The Brownian motion process is a martingale: for s < t, Es(Xt ) = Es(Xs) + Es(Xt − Xs) = Xs by (iii)’.

What is martingale model?

The Martingale system is a system of investing in which the dollar value of investments continually increases after losses, or the position size increases with the lowering portfolio size. The Martingale system was introduced by French mathematician Paul Pierre Levy in the 18th century.

What is irreducible Markov chain?

A Markov chain in which every state can be reached from every other state is called an irreducible Markov chain. If a Markov chain is not irreducible, but absorbable, the sequences of microscopic states may be trapped into some independent closed states and never escape from such undesirable states.

What is a reversible Markov chain?

A Markov chain whose stationary distribution π and transition probability matrix P satisfy (1) is called reversible. Then, the length of the queue is a Markov chain, and in fact it turns out to be reversible.

Are martingales useful?

Martingales are critical in models of gambling (and by extension, stochastic control and optimal stopping).

Is the martingale a Markov process?

In terms of a probability function… The martingale described above is also a Markov process unless the wager at t depends on past outcomes (e.g.
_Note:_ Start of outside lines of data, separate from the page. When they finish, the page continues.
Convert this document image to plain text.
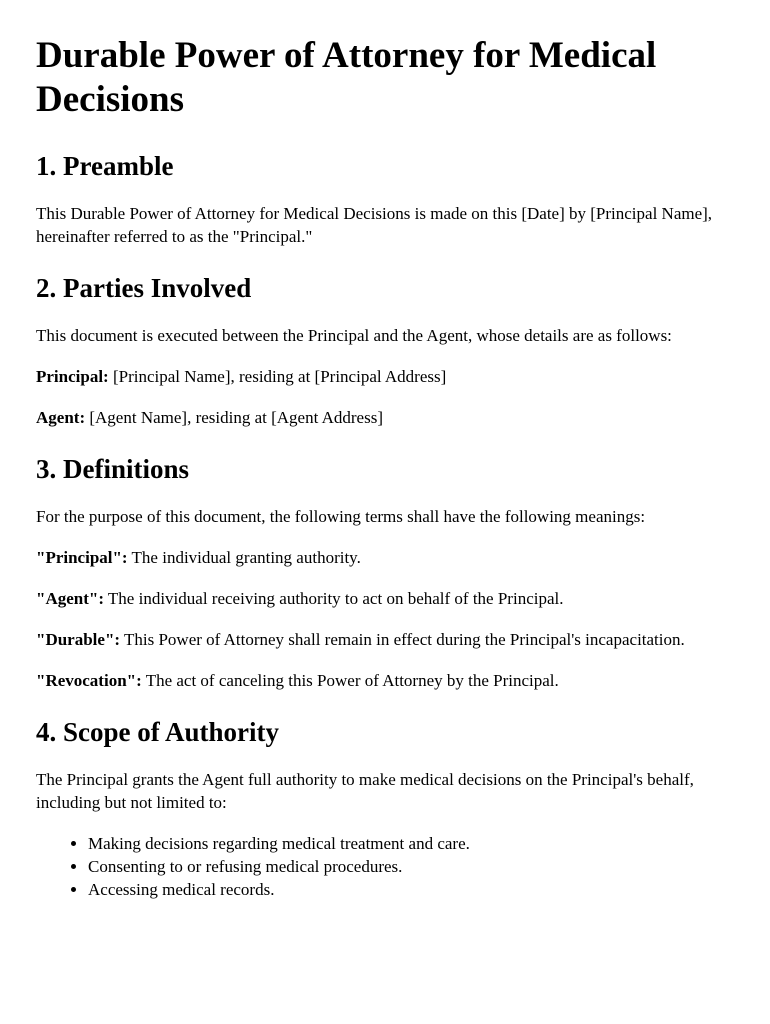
Durable Power of Attorney for Medical Decisions
1. Preamble

This Durable Power of Attorney for Medical Decisions is made on this [Date] by [Principal Name], hereinafter referred to as the "Principal."

2. Parties Involved

This document is executed between the Principal and the Agent, whose details are as follows:

Principal: [Principal Name], residing at [Principal Address]

Agent: [Agent Name], residing at [Agent Address]

3. Definitions

For the purpose of this document, the following terms shall have the following meanings:

"Principal": The individual granting authority.

"Agent": The individual receiving authority to act on behalf of the Principal.

"Durable": This Power of Attorney shall remain in effect during the Principal's incapacitation.

"Revocation": The act of canceling this Power of Attorney by the Principal.

4. Scope of Authority

The Principal grants the Agent full authority to make medical decisions on the Principal's behalf, including but not limited to:

• Making decisions regarding medical treatment and care.
• Consenting to or refusing medical procedures.
• Accessing medical records.
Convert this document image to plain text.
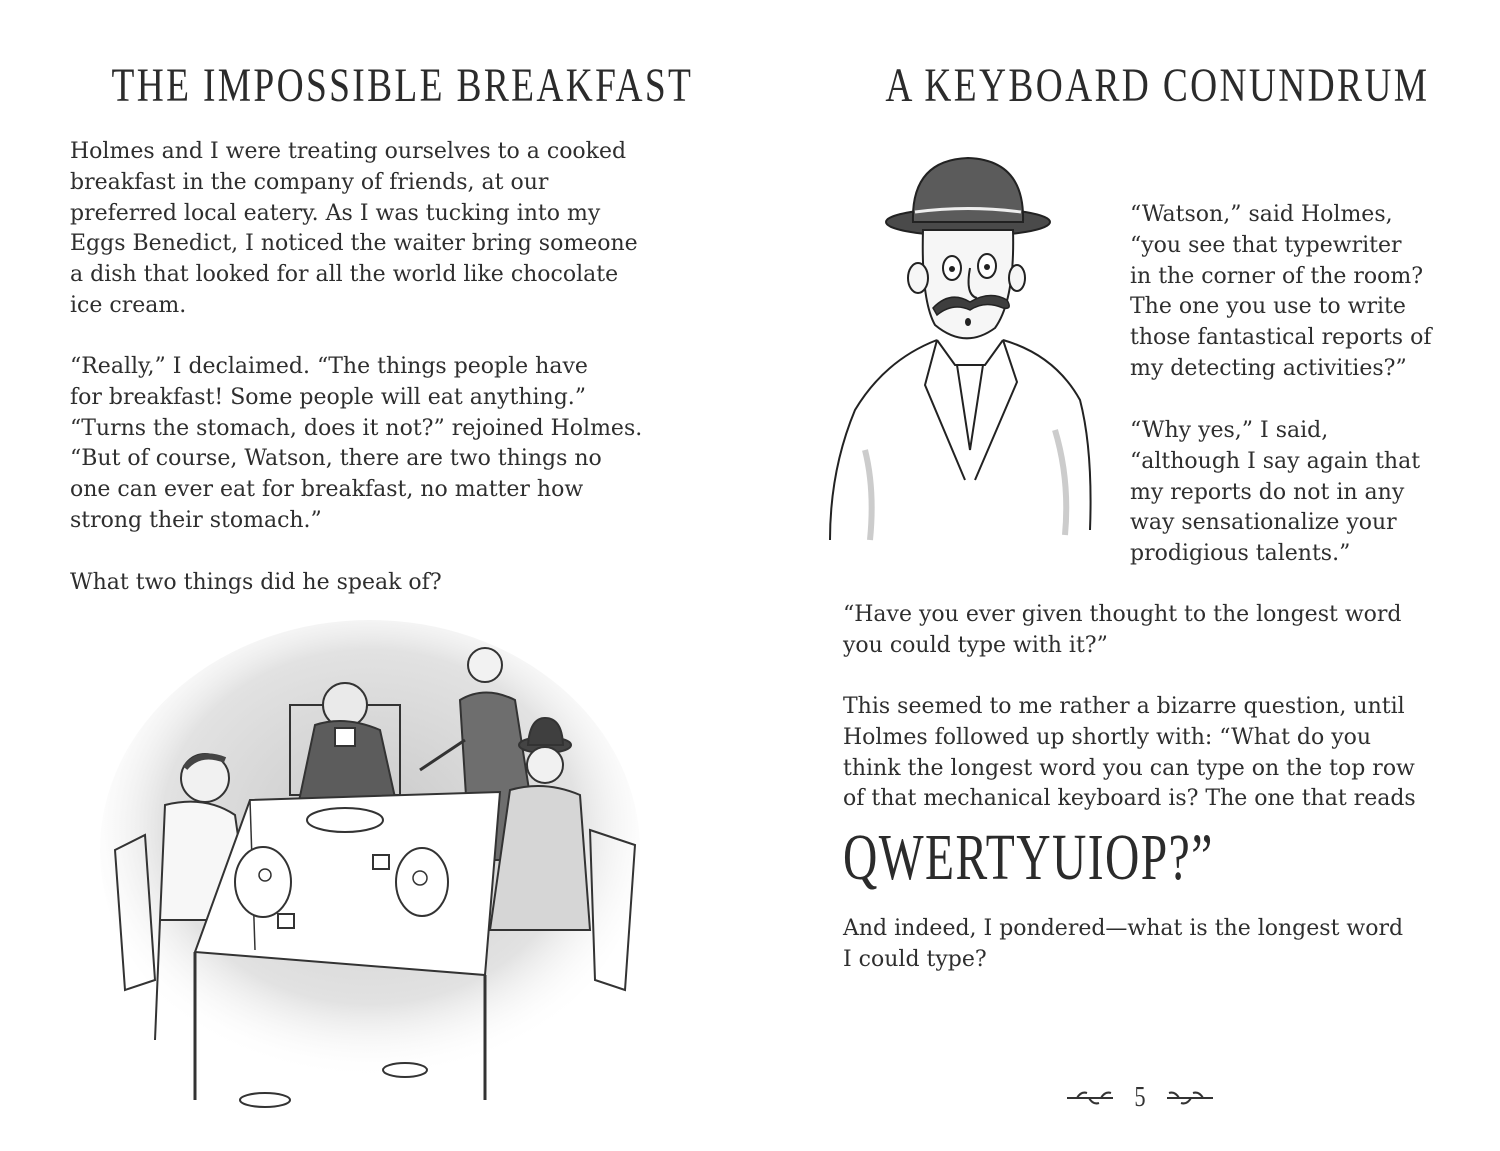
THE IMPOSSIBLE BREAKFAST

Holmes and I were treating ourselves to a cooked
breakfast in the company of friends, at our
preferred local eatery. As I was tucking into my
Eggs Benedict, I noticed the waiter bring someone
a dish that looked for all the world like chocolate
ice cream.

“Really,” I declaimed. “The things people have
for breakfast! Some people will eat anything.”
“Turns the stomach, does it not?” rejoined Holmes.
“But of course, Watson, there are two things no
one can ever eat for breakfast, no matter how
strong their stomach.”

What two things did he speak of?

A KEYBOARD CONUNDRUM

“Watson,” said Holmes,
“you see that typewriter
in the corner of the room?
The one you use to write
those fantastical reports of
my detecting activities?”

“Why yes,” I said,
“although I say again that
my reports do not in any
way sensationalize your
prodigious talents.”

“Have you ever given thought to the longest word
you could type with it?”

This seemed to me rather a bizarre question, until
Holmes followed up shortly with: “What do you
think the longest word you can type on the top row
of that mechanical keyboard is? The one that reads

QWERTYUIOP?”

And indeed, I pondered—what is the longest word
I could type?

5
If you lost or won the last index, you change the wager at t, this is not a Markov process)

What is an example of a Markov process?

If you lost or won the last index, you change the wager at t, this is not a Markov process) We can describe Markov processes in both discrete and continuous-time indexes, where diffusion is defined as a continuous Markov process. The Random Walk Model is the best example of this in both discrete and continuous time.

Do stock prices have the Markov property?

To say that stock prices have the Markov propertyis to assume much greater stability in the data-generating process than is generally believed to be the case. In particular, if prices were a Markov process, then knowledge of merely the current pricewould be a sufficient statistic for the probability distribution of future prices.

Is diffusion a Markov process or not?

If you lost or won the last index, you change the wager at t, this is not a Markov process) We can describe Markov processes in both discrete and continuous-time indexes, where diffusion is defined as a continuous Markov process.